Our project makes book recommendations powered by machine learning. Our web app uses a user's reactions towards 18 representative books to match them with a reader in our existing dataset. The user is then presented with books that the machine learning model recommends, using data from the paired user, then prompting the user as to whether they like this book or not. This is done through an interface evocative of modern dating apps like Tinder or Bumble. As the user swipes, they begin to cultivate a list of books they’ve liked, and the underlying machine learning model adapts based on their swipe activity. Thus, as the app is used, the model learns more about the user’s book tastes, improving its future recommendations.
Pythonmust be installed on your device.Nodemust also be install on your device to install other packages.
Install these packages using the terminal:
pip install flask_restful
pip install flask_pymongo
pip install torch
pip install numpy
pip install pandas
pip install pymongo[srv]
pip install torch
Install yarn using npm (node package manager):
npm install --global yarn
yarn install
Install these node modules for the React app:
npm install @material-ui/core
npm install @materials-ui/icons
Use python3 api.py to start the flask App and then npm start to start the React app.
When you open the BookCards app you are greeted by a tutorial card explaining the function of each swipe direction.
Swiping past this, you are then presented with 18 books, chosen to represent a range of genres, which are used to determine which user from the dataset you most resemble. As you swipe your responses are communicated to the backend, which interprets a positive swipe as 5 stars and negative swipe as 0 stars. The set of 18 book-rating pairs are then used to find the user with whom you are most similar to.
This process takes time, so when you swipe on the last book in the representative set, you are presented with a waiting message. The message informs you to wait until the app alerts you that it has completed the pairing process.
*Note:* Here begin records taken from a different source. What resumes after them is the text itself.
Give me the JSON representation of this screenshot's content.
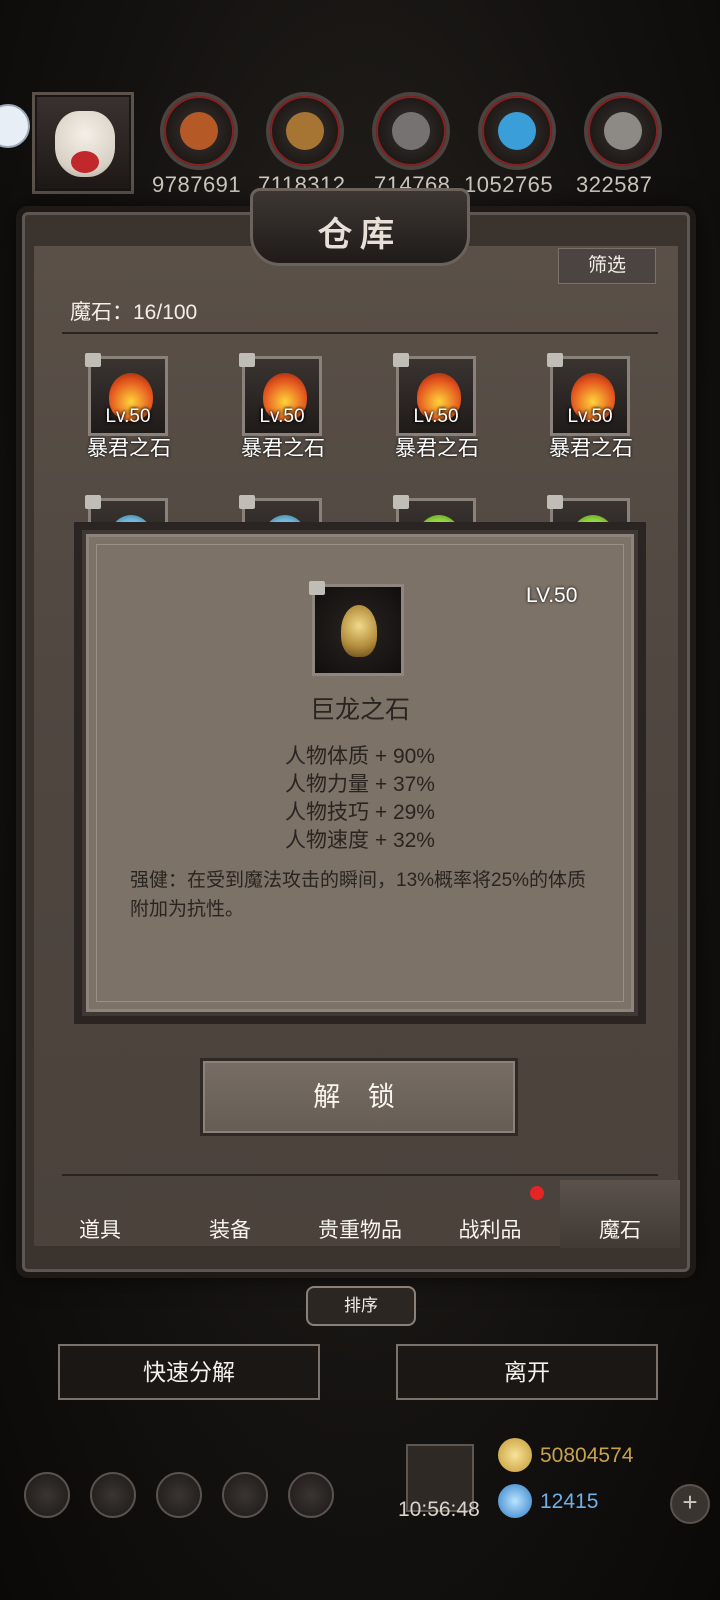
{
  "resources": [
    {
      "icon": "meat-icon",
      "value": "9787691",
      "color": "#b55a26"
    },
    {
      "icon": "wood-icon",
      "value": "7118312",
      "color": "#a77533"
    },
    {
      "icon": "iron-icon",
      "value": "714768",
      "color": "#777272"
    },
    {
      "icon": "crystal-icon",
      "value": "1052765",
      "color": "#3a9ed8"
    },
    {
      "icon": "silver-icon",
      "value": "322587",
      "color": "#8d8a86"
    }
  ],
  "warehouse": {
    "title": "仓库",
    "filter_label": "筛选",
    "count_label": "魔石：16/100",
    "items": [
      {
        "lv": "Lv.50",
        "name": "暴君之石",
        "color": "#e3541e"
      },
      {
        "lv": "Lv.50",
        "name": "暴君之石",
        "color": "#e3541e"
      },
      {
        "lv": "Lv.50",
        "name": "暴君之石",
        "color": "#e3541e"
      },
      {
        "lv": "Lv.50",
        "name": "暴君之石",
        "color": "#e3541e"
      },
      {
        "lv": "",
        "name": "",
        "color": "#6fb6d8"
      },
      {
        "lv": "",
        "name": "",
        "color": "#6fb6d8"
      },
      {
        "lv": "",
        "name": "",
        "color": "#8fd23f"
      },
      {
        "lv": "",
        "name": "",
        "color": "#8fd23f"
      }
    ]
  },
  "popup": {
    "lv": "LV.50",
    "name": "巨龙之石",
    "stats": [
      "人物体质 + 90%",
      "人物力量 + 37%",
      "人物技巧 + 29%",
      "人物速度 + 32%"
    ],
    "description": "强健：在受到魔法攻击的瞬间，13%概率将25%的体质附加为抗性。"
  },
  "unlock_label": "解 锁",
  "tabs": [
    "道具",
    "装备",
    "贵重物品",
    "战利品",
    "魔石"
  ],
  "sort_label": "排序",
  "quick_decompose_label": "快速分解",
  "leave_label": "离开",
  "clock": "10:56:48",
  "gold": "50804574",
  "gems": "12415"
}
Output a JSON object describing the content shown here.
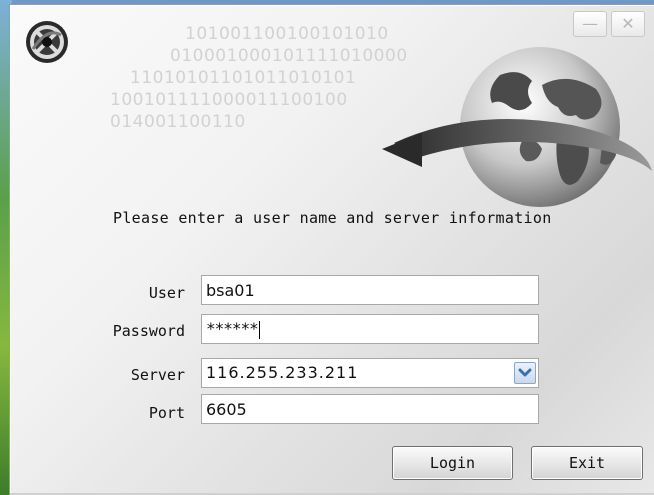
{
  "window": {
    "background_binary": [
      "101001100100101010",
      "010001000101111010000",
      "11010101101011010101",
      "100101111000011100100",
      "014001100110"
    ],
    "minimize_label": "—",
    "close_label": "✕"
  },
  "prompt": "Please enter a user name and server information",
  "form": {
    "user_label": "User",
    "user_value": "bsa01",
    "password_label": "Password",
    "password_value": "******",
    "server_label": "Server",
    "server_value": "116.255.233.211",
    "port_label": "Port",
    "port_value": "6605"
  },
  "buttons": {
    "login": "Login",
    "exit": "Exit"
  },
  "icons": {
    "app_logo": "app-logo-icon",
    "globe": "globe-icon",
    "dropdown": "chevron-down-icon"
  },
  "colors": {
    "dropdown_arrow": "#3b6fb3",
    "field_border": "#a8a8a8"
  }
}
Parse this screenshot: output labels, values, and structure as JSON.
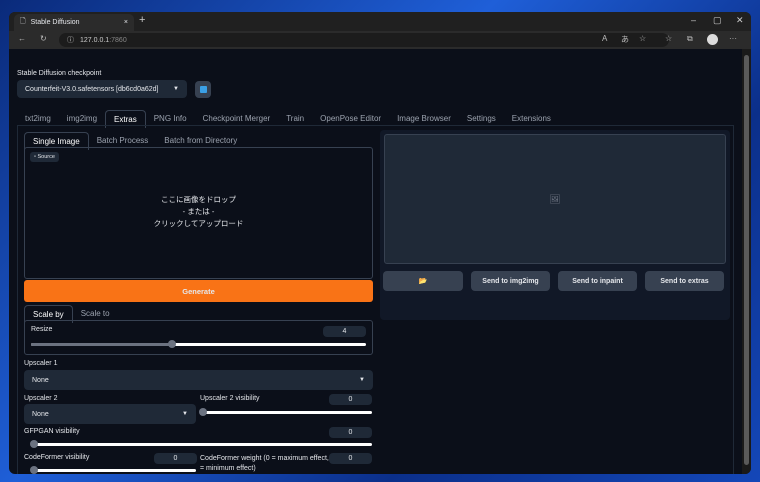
{
  "browser": {
    "tab_title": "Stable Diffusion",
    "url_host": "127.0.0.1",
    "url_port": ":7860"
  },
  "checkpoint": {
    "label": "Stable Diffusion checkpoint",
    "value": "Counterfeit-V3.0.safetensors [db6cd0a62d]"
  },
  "main_tabs": [
    "txt2img",
    "img2img",
    "Extras",
    "PNG Info",
    "Checkpoint Merger",
    "Train",
    "OpenPose Editor",
    "Image Browser",
    "Settings",
    "Extensions"
  ],
  "sub_tabs": [
    "Single Image",
    "Batch Process",
    "Batch from Directory"
  ],
  "source": {
    "label": "Source",
    "drop1": "ここに画像をドロップ",
    "drop2": "- または -",
    "drop3": "クリックしてアップロード"
  },
  "generate": "Generate",
  "scale_tabs": [
    "Scale by",
    "Scale to"
  ],
  "resize": {
    "label": "Resize",
    "value": "4",
    "fraction": 0.42
  },
  "upscaler1": {
    "label": "Upscaler 1",
    "value": "None"
  },
  "upscaler2": {
    "label": "Upscaler 2",
    "value": "None"
  },
  "upscaler2_vis": {
    "label": "Upscaler 2 visibility",
    "value": "0"
  },
  "gfpgan": {
    "label": "GFPGAN visibility",
    "value": "0"
  },
  "codeformer_vis": {
    "label": "CodeFormer visibility",
    "value": "0"
  },
  "codeformer_weight": {
    "label1": "CodeFormer weight (0 = maximum effect, 1",
    "label2": "= minimum effect)",
    "value": "0"
  },
  "output_buttons": [
    "📂",
    "Send to img2img",
    "Send to inpaint",
    "Send to extras"
  ],
  "colors": {
    "accent": "#f97316",
    "bg": "#0b0f19"
  }
}
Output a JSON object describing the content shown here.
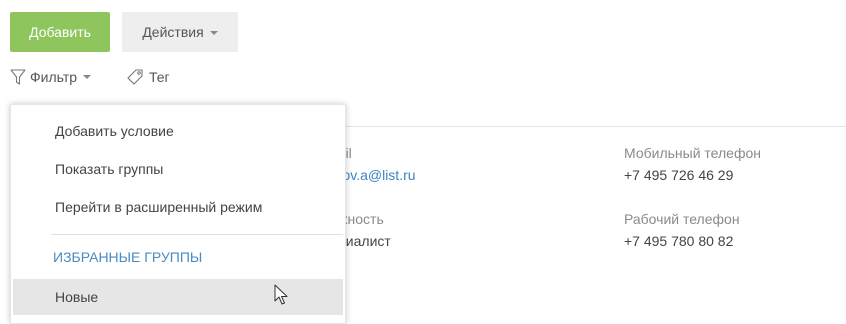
{
  "toolbar": {
    "add_label": "Добавить",
    "actions_label": "Действия"
  },
  "filter_bar": {
    "filter_label": "Фильтр",
    "tag_label": "Тег"
  },
  "contact_details": {
    "email": {
      "label": "nail",
      "value": "orov.a@list.ru"
    },
    "mobile_phone": {
      "label": "Мобильный телефон",
      "value": "+7 495 726 46 29"
    },
    "position": {
      "label": "лжность",
      "value": "ециалист"
    },
    "work_phone": {
      "label": "Рабочий телефон",
      "value": "+7 495 780 80 82"
    }
  },
  "filter_menu": {
    "items": [
      {
        "label": "Добавить условие"
      },
      {
        "label": "Показать группы"
      },
      {
        "label": "Перейти в расширенный режим"
      }
    ],
    "favorites_header": "ИЗБРАННЫЕ ГРУППЫ",
    "favorites": [
      {
        "label": "Новые"
      }
    ]
  },
  "colors": {
    "add_button": "#8ec55c",
    "link": "#3b84c4",
    "section_header": "#4a8ac2",
    "hover_row": "#e6e6e6"
  },
  "icons": [
    "funnel-icon",
    "tag-icon",
    "caret-down-icon",
    "mouse-pointer-icon"
  ]
}
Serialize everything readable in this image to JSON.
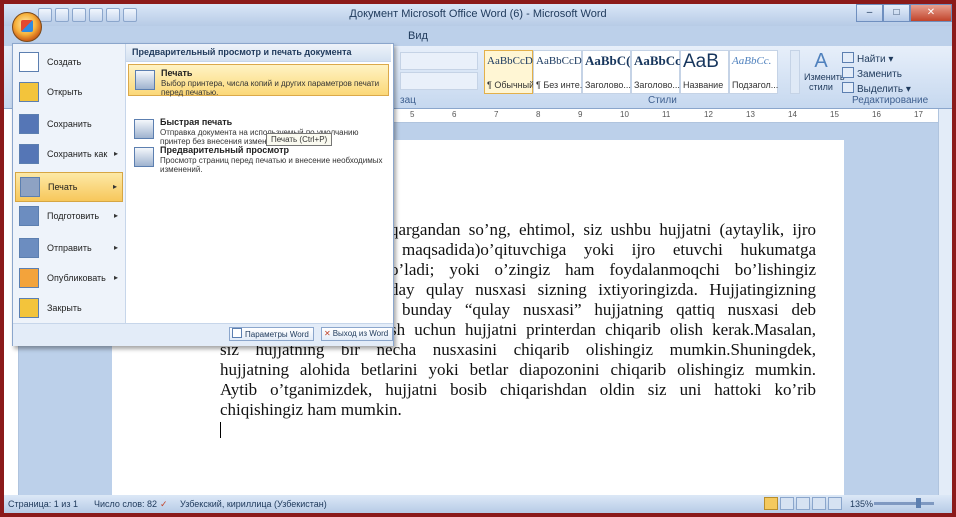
{
  "window": {
    "title": "Документ Microsoft Office Word (6) - Microsoft Word"
  },
  "ribbon": {
    "visible_tab": "Вид",
    "styles_group": "Стили",
    "paragraph_group_fragment": "зац",
    "styles": [
      {
        "sample": "AaBbCcDc",
        "name": "¶ Обычный"
      },
      {
        "sample": "AaBbCcDc",
        "name": "¶ Без инте..."
      },
      {
        "sample": "AaBbC(",
        "name": "Заголово..."
      },
      {
        "sample": "AaBbCc",
        "name": "Заголово..."
      },
      {
        "sample": "AaB",
        "name": "Название"
      },
      {
        "sample": "AaBbCc.",
        "name": "Подзагол..."
      }
    ],
    "change_styles": "Изменить стили",
    "editing_group": "Редактирование",
    "find": "Найти",
    "replace": "Заменить",
    "select": "Выделить"
  },
  "office_menu": {
    "left_items": [
      {
        "label": "Создать",
        "icon": "new-document-icon"
      },
      {
        "label": "Открыть",
        "icon": "open-folder-icon"
      },
      {
        "label": "Сохранить",
        "icon": "save-icon"
      },
      {
        "label": "Сохранить как",
        "icon": "save-as-icon",
        "arrow": "▸"
      },
      {
        "label": "Печать",
        "icon": "print-icon",
        "arrow": "▸"
      },
      {
        "label": "Подготовить",
        "icon": "prepare-icon",
        "arrow": "▸"
      },
      {
        "label": "Отправить",
        "icon": "send-icon",
        "arrow": "▸"
      },
      {
        "label": "Опубликовать",
        "icon": "publish-icon",
        "arrow": "▸"
      },
      {
        "label": "Закрыть",
        "icon": "close-folder-icon"
      }
    ],
    "right_header": "Предварительный просмотр и печать документа",
    "right_items": [
      {
        "title": "Печать",
        "desc": "Выбор принтера, числа копий и других параметров печати перед печатью."
      },
      {
        "title": "Быстрая печать",
        "desc": "Отправка документа на используемый по умолчанию принтер без внесения изменений."
      },
      {
        "title": "Предварительный просмотр",
        "desc": "Просмотр страниц перед печатью и внесение необходимых изменений."
      }
    ],
    "tooltip": "Печать (Ctrl+P)",
    "word_options": "Параметры Word",
    "exit_word": "Выход из Word"
  },
  "document": {
    "lines": [
      "qargandan so’ng, ehtimol, siz ushbu hujjatni (aytaylik, ijro",
      "maqsadida)o’qituvchiga yoki ijro etuvchi hukumatga",
      "o’ladi; yoki o’zingiz ham foydalanmoqchi bo’lishingiz",
      "day qulay nusxasi sizning ixtiyoringizda. Hujjatingizning",
      "bunday “qulay nusxasi” hujjatning qattiq nusxasi deb",
      "sh uchun hujjatni printerdan chiqarib olish kerak.Masalan,",
      "siz hujjatning bir necha nusxasini chiqarib olishingiz mumkin.Shuningdek,",
      "hujjatning alohida betlarini yoki betlar diapozonini chiqarib olishingiz mumkin.",
      "Aytib o’tganimizdek, hujjatni bosib chiqarishdan oldin siz uni hattoki ko’rib",
      "chiqishingiz ham mumkin."
    ]
  },
  "ruler": {
    "marks": [
      "5",
      "6",
      "7",
      "8",
      "9",
      "10",
      "11",
      "12",
      "13",
      "14",
      "15",
      "16",
      "17"
    ]
  },
  "statusbar": {
    "page": "Страница: 1 из 1",
    "words": "Число слов: 82",
    "language": "Узбекский, кириллица (Узбекистан)",
    "zoom": "135%"
  },
  "colors": {
    "accent": "#1e395b",
    "menu_highlight": "#f7c75b",
    "frame_border": "#8b1a1a"
  }
}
When the backend has selected a similar user, your browser will alert you. You can now swipe through the highest ranked books for this user.
As you swipe, the reinforcement learning model trains itself to improve the books that it will recommend to you. The books you swipe right on get added to a saved books list available through a button at the top right corner. By clicking the check box on the top right of each card and switching back to the home page, by clicking the centrosaurus icon on the top left, the user is able to delete that book from the saved list.
That’s it! Using BookCards is a simple and easy way to get personalized book recommendations, where your next read may only be a swipe away!